Dec. 18, 2014 2:00 am
So it looks like 2015 will be the year of the roundabout in Marion.
Steady now. Don't get dizzy.
Marion City Engineer Dan Whitlow says as many as four roundabout projects could start rolling in 2015. That includes the granddaddy of them all, the eagerly anticpated/long-dreaded roundabout at Seventh Avenue and Seventh Street on the main east-west route through town.
Once a white-hot issue in Marion, I sense opposition to these concrete Christmas wreaths is now a slow smolder. But angst persists.
When I checked in with the Marion City Council Tuesday evening, I heard a mini debate over a 'mini roundabout.” Turns out it's in my own neighborhood, at the intersection of 29th Avenue and 35th Street, also known as the intersection I pass through repeatedly in a never-ending effort to turn my paycheck over to Hy-Vee and its helpful smiles.
It's a bear of an intersection during commute times, and locals have been calling for a four-way stop. Instead, it looks like we're getting a mini roundabout, thanks to $164,000 in state Traffic Safety Improvement funding that would cover 80 percent of the cost. The City Council is expected to take up an engineering contract tonight.
Not everyone is feeling big excitement about this mini roundabout. Council member Mary Lou Pazour questioned whether '$400” worth of stop signs would be better. She also insists the project is pricier than advertised because the city is buying two homes at the intersection to make room.
Mayor Snooks Bouska is worried that heavy traffic on 29th Avenue will strand 35th Street drivers at the roundabout's mouth. 'Who's going to allow people on 35th to get into the process?” Bouska asked.
'That is kind of the magic of a roundabout,” Whitlow said. He then explained how motorists entering the roundabout tend to briefly 'pause and hold,” leaving time for others to enter the flow.
Whitlow says a four-way stop won't work because lined-up traffic would block residential driveways. Traffic signals would cost $500,000. And those two houses at issue were going to be purchased anyway, because the city knows that, eventually, the intersection will need to be expanded. Traffic flow will increase as development blossoms to the north.
In fact, in 10 years, Whitlow said our mini roundabout could become a full-sized one. They grow up so fast.

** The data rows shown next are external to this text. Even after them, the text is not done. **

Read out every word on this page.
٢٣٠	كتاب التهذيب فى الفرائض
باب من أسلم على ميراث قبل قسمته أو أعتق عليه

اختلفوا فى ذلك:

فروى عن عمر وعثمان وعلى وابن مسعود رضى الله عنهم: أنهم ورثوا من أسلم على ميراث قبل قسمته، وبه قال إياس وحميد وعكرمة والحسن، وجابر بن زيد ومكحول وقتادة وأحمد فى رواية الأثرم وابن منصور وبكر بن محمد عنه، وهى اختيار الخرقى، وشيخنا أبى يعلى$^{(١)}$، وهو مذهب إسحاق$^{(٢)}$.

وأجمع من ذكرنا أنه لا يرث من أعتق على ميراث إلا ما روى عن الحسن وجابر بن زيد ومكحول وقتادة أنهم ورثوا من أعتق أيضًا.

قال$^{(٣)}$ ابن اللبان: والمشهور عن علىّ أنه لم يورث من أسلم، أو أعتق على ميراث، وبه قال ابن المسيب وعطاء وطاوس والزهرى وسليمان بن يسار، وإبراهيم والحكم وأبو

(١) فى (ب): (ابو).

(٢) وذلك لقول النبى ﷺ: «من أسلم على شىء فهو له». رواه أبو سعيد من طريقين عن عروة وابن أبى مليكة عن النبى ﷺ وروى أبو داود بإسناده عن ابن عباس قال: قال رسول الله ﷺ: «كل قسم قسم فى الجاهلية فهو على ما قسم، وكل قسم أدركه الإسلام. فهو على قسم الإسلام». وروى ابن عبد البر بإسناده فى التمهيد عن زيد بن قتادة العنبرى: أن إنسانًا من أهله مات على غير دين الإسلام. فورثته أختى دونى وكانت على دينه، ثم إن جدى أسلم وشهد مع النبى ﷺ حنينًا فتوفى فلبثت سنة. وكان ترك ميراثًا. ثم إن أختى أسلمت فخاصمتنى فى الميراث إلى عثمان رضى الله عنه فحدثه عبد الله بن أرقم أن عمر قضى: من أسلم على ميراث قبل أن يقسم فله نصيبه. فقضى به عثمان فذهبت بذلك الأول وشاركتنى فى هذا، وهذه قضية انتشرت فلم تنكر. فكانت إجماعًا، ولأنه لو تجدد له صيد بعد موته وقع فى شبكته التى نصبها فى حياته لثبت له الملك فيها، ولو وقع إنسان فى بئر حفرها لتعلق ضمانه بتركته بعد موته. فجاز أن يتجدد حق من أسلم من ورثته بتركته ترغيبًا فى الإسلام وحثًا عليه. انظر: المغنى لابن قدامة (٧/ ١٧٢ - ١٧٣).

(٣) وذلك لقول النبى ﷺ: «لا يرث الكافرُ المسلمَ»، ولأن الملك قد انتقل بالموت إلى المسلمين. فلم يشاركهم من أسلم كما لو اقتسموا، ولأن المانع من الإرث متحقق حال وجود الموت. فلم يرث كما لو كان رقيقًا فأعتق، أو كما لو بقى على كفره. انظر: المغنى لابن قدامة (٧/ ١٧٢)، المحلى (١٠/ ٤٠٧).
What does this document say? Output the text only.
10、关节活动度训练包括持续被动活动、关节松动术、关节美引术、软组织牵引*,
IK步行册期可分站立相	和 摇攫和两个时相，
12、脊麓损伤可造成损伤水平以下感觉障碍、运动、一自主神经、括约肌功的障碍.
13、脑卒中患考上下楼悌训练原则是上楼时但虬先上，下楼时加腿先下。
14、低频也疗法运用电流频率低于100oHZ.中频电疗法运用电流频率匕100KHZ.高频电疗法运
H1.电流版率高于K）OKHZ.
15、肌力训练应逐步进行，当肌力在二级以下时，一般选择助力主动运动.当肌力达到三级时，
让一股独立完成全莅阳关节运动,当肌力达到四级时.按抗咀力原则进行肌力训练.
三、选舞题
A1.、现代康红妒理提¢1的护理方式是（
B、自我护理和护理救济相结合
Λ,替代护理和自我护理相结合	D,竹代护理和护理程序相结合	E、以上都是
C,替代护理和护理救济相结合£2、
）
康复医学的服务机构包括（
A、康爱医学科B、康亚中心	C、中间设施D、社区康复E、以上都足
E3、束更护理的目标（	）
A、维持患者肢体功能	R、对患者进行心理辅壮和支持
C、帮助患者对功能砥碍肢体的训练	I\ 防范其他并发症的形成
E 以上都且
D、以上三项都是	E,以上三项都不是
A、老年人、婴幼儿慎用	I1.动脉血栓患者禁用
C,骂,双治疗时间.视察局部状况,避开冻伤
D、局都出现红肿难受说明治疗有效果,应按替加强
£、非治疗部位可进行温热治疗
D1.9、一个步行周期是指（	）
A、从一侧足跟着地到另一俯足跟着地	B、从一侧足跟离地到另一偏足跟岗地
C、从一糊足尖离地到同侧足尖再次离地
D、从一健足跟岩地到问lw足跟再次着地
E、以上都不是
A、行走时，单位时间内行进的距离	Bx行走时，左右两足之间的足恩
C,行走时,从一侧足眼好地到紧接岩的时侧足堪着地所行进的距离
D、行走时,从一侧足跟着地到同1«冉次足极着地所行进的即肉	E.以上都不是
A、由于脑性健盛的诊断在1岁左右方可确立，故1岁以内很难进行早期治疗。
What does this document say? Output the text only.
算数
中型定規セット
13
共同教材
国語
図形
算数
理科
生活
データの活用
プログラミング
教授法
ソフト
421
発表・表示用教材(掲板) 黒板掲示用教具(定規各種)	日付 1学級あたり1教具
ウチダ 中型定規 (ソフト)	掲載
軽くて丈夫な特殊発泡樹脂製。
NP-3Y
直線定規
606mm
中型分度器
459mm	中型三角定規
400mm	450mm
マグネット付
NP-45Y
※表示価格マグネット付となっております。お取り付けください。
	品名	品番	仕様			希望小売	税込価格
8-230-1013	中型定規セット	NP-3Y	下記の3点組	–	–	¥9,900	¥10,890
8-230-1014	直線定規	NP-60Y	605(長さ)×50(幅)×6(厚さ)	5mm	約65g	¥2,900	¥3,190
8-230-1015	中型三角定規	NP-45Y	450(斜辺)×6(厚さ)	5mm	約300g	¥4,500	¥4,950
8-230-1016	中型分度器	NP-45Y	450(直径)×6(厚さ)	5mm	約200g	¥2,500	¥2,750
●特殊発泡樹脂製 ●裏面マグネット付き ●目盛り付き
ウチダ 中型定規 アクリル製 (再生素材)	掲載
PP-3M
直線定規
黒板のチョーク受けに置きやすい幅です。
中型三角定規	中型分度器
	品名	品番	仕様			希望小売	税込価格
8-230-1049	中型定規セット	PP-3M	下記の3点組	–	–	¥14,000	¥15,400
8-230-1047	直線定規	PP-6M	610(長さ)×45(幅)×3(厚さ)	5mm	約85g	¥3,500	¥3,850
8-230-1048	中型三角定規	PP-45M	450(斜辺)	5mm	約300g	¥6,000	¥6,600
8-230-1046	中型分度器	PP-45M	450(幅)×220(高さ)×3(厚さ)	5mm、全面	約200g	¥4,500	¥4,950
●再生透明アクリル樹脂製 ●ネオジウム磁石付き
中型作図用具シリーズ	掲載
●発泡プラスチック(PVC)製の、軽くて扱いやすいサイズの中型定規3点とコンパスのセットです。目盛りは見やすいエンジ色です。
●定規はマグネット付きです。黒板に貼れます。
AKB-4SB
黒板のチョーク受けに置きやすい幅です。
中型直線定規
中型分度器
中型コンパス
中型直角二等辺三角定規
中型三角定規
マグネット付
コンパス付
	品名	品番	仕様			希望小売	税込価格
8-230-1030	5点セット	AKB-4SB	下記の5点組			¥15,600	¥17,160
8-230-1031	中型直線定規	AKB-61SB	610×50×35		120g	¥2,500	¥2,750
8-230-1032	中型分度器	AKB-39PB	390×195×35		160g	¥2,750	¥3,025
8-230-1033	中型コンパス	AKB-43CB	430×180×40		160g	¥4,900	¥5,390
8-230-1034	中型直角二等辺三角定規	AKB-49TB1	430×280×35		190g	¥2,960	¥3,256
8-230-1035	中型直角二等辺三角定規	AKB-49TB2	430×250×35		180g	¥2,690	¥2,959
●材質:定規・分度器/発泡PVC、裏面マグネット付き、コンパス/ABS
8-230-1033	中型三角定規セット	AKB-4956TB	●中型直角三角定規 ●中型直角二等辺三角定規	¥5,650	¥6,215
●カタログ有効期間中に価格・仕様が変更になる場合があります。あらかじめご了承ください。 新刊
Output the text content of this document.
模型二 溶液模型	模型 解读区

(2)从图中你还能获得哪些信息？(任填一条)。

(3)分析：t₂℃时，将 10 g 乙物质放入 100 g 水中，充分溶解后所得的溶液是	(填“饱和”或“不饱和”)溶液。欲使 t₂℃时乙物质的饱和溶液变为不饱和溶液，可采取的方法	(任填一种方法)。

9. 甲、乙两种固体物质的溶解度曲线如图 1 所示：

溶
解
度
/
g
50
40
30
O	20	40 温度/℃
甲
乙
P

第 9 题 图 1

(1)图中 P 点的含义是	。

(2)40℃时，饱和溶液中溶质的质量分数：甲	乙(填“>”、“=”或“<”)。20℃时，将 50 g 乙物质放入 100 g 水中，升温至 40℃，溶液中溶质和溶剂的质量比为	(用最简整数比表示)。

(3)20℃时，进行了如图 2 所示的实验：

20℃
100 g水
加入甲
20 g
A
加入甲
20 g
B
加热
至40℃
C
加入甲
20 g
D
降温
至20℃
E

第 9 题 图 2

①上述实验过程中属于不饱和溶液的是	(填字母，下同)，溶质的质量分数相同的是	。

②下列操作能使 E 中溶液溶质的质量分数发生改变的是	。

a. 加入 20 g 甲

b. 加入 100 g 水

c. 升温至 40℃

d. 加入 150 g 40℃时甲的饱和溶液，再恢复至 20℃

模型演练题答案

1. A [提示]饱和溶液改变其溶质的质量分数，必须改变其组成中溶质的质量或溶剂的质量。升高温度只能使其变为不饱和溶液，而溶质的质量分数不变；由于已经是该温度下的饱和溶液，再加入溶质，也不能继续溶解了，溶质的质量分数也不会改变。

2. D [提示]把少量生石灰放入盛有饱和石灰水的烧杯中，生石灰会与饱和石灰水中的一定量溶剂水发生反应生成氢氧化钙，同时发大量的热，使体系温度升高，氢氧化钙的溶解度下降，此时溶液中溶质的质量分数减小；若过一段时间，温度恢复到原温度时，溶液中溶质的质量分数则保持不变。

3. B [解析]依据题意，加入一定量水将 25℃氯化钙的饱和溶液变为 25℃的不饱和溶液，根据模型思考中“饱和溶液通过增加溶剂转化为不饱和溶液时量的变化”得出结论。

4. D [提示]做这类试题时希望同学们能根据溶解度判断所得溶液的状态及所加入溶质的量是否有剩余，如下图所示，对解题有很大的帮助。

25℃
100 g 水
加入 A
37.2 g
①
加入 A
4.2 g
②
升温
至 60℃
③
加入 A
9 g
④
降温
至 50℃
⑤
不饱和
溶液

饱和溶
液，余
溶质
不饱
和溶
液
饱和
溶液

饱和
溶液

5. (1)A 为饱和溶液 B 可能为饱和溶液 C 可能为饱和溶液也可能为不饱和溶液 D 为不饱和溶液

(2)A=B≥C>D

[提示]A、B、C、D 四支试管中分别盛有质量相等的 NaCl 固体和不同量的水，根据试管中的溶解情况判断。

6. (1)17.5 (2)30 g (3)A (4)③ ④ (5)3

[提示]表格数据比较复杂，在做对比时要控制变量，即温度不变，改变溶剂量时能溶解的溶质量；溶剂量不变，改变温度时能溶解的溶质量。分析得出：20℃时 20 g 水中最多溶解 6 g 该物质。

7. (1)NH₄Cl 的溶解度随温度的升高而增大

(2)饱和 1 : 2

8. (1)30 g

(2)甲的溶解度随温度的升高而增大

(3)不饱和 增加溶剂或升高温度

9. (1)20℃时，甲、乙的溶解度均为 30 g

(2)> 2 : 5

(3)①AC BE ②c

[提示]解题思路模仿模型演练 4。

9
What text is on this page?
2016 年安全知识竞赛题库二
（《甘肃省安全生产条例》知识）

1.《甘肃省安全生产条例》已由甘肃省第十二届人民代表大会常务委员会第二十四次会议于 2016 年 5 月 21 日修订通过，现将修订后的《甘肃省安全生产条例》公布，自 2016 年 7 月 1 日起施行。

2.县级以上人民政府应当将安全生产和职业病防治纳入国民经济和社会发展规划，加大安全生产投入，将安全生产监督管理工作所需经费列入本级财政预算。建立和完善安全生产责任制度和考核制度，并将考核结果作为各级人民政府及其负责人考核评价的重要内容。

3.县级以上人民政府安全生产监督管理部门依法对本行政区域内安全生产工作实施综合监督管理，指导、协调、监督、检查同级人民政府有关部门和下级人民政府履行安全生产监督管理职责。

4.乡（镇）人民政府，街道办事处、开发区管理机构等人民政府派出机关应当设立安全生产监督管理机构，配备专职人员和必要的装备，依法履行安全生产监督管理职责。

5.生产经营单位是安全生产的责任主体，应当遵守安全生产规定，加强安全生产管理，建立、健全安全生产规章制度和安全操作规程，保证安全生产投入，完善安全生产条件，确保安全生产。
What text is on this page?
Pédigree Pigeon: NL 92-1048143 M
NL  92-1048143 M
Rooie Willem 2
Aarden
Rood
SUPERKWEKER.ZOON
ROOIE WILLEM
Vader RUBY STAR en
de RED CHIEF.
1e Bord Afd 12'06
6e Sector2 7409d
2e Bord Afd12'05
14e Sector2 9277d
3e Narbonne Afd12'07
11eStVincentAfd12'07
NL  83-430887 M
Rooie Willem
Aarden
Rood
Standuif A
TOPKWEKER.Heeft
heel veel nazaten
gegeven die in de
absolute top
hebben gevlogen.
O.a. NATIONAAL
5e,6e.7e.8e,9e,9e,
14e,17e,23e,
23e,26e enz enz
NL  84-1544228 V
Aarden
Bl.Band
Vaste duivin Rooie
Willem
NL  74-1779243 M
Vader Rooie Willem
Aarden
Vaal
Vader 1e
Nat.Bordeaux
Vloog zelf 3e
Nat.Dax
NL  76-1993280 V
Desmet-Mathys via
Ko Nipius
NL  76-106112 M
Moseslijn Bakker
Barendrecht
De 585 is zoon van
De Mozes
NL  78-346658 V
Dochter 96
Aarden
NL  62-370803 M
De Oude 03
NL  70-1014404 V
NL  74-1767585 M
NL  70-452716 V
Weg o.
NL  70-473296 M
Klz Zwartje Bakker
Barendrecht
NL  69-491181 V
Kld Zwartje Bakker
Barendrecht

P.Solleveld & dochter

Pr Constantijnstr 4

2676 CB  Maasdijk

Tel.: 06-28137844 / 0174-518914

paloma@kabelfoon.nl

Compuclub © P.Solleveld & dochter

Whitlow said two other roundabouts are slated along Sixth Avenue, one at 15th Street and the other near 27th Street as Sixth Avenue expands eastward as part of the Central Corridor project. Another future roundabout is in the works for Alburnett Road and Echo Hill Road in far north Marion.
Some folks love them, some hate them, and a few think they're a U.N. plot. But I expect once they're in place, most people likely will shrug, slow down and drive on through. Even that slow smolder may be snuffed out, although 2015 is a big city election year. Roundabouts have become shorthand for concerns over all sorts of changes, initiatives and pricey projects being pursued in the name of growth and improvement. So this debate may keep going around and around.